With most companies on the cusp of going back to the office, you must ask: what does the return to the workplace mean in terms of your business? To start with, you must listen to your staff.

Employees today have a voice like never before. Employees are now used to being asked to voice their views on how, when, and where they work best. This is not a practice that should stop once the pandemic is in hindsight. 

Staff must be surveyed over time, but be mindful to not make long-term decisions on short-term data. The dynamics are ever-evolving. 

In June 2020, 80 percent of Facebook’s employees wanted to work remotely. Yet, eight months later, 80 percent wanted to return to the office part-time.

Stay flexible, continue to listen and gather data, then make the decision that’s best for your employees and the mission of your company.

Empathy and understanding

Anticipate that your staff may have some anxiety about returning to work for in-person interactions. Before asking your employees to return, you must take an empathetic view and listen to their needs. This way, you’ll be able to reduce friction and increase their trust.

Each employee will have different constraints and concerns that affect their needs. Our ability to understand where our employees want to be and meet them there is essential for a smooth return to the workplace.

Developing an office safety and access plan will continue to build trust as you open up your office space to your staff as they need it. The goal is to create the safest working environment possible where your team will be eager to return to and do their best work.

Key takeaways

As you prepare to return to the office, remember what it is about the physical workplace that makes it meaningful and purposeful. How does it create great experiences for your staff? The key is to go back to the roots of your business – its culture and its people. 

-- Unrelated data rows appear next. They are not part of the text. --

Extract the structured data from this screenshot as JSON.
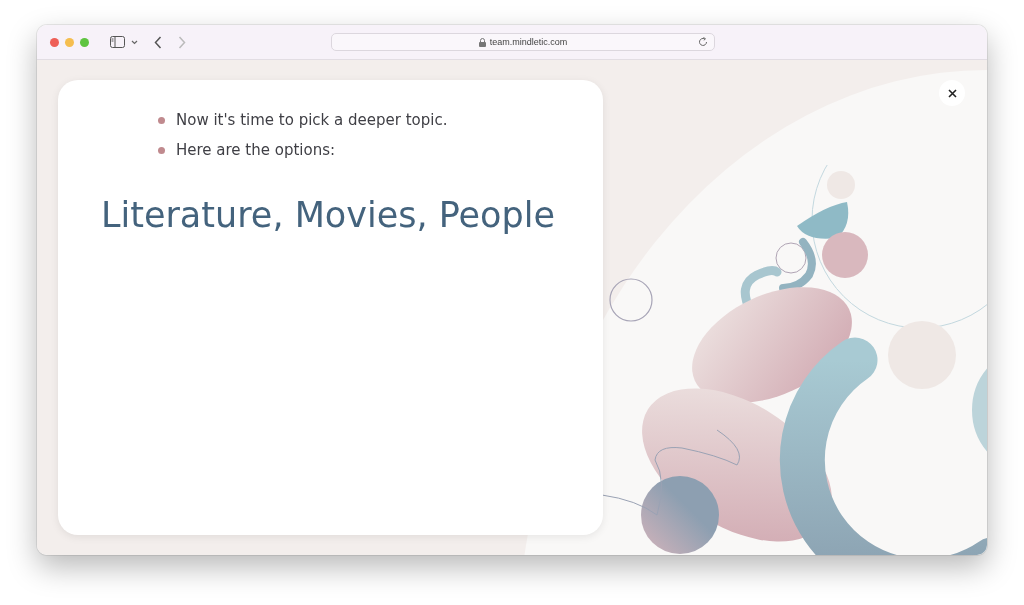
{
  "browser": {
    "url": "team.mindletic.com",
    "back_disabled": false,
    "forward_disabled": true
  },
  "bullets": [
    {
      "text": "Now it's time to pick a deeper topic."
    },
    {
      "text": "Here are the options:"
    }
  ],
  "heading": "Literature, Movies, People"
}
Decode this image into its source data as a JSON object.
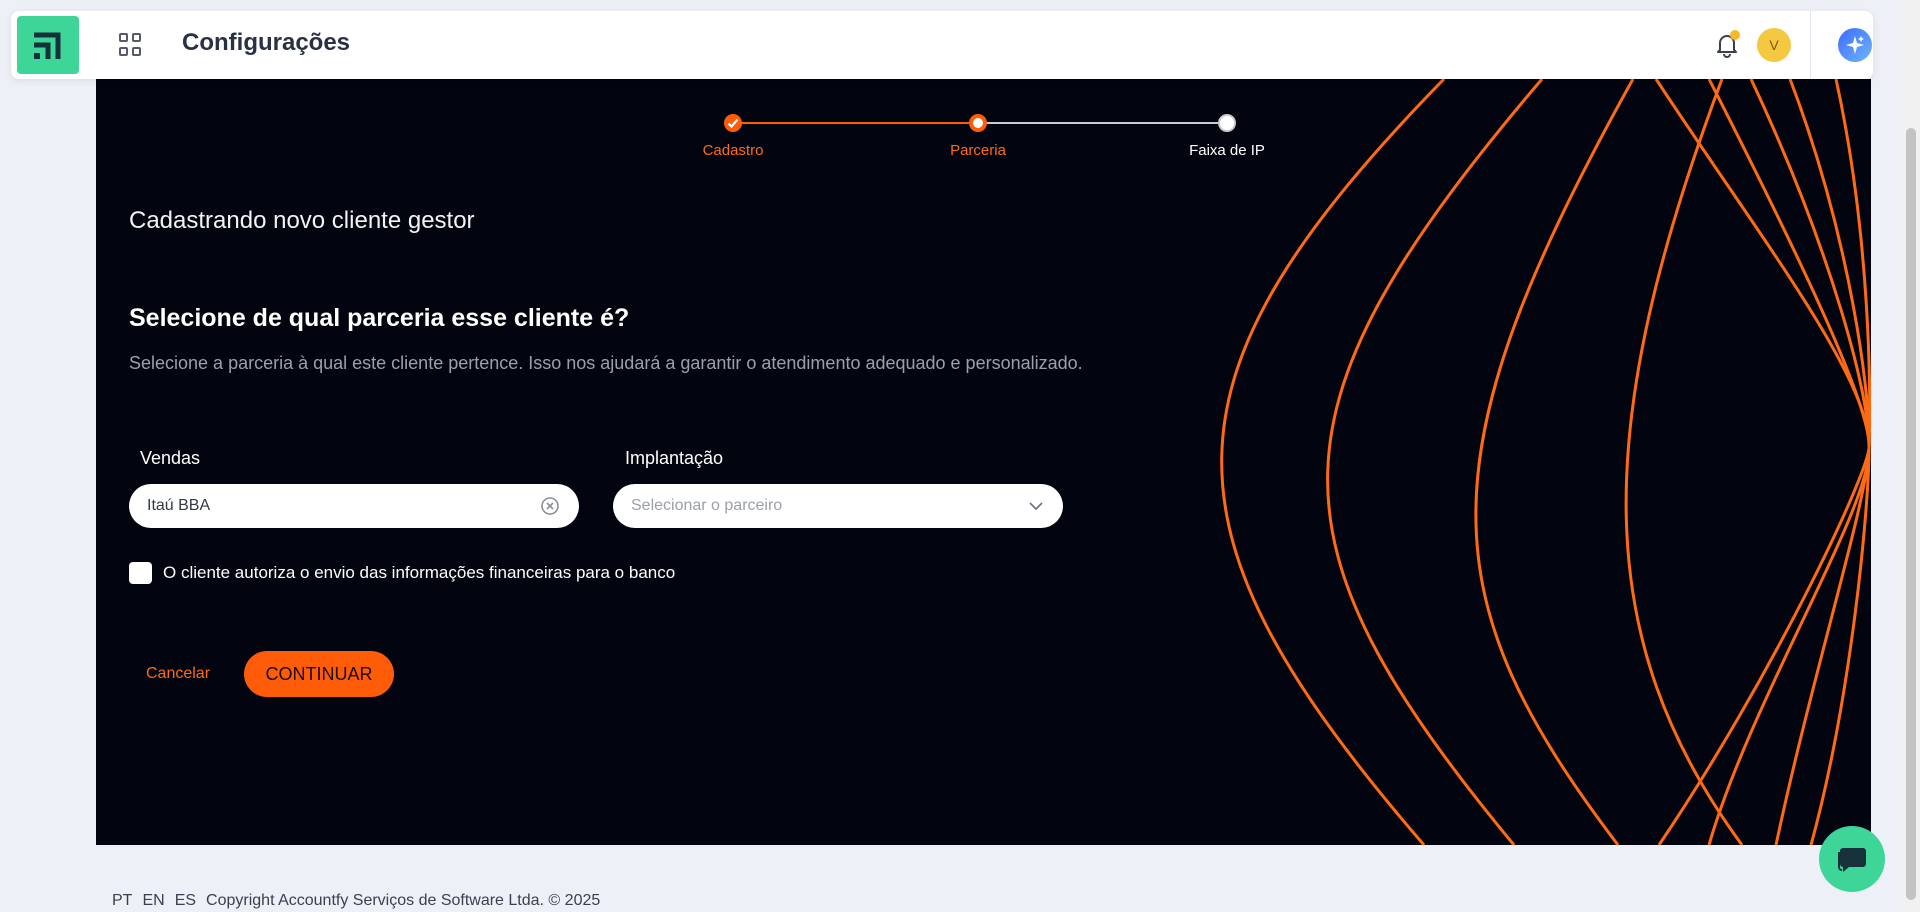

Prioritize empathy and flexibility. Do not force your employees to come back to the office before they are ready, but ‌create great incentives to make them want to return.

Create incentives for your employees to return to the office. Use the carrot, not the stick.

Raise learned through their San Francisco office that their employees were craving a social environment that is diverse and dynamic, as opposed to just a “sea of desks.” For example, hot-desking, spaces that bring people together, and weekly social events have shown to have a positive impact on their staff.

The bottom line is to help people remember what is special about being together. That’s what the workplace is all about.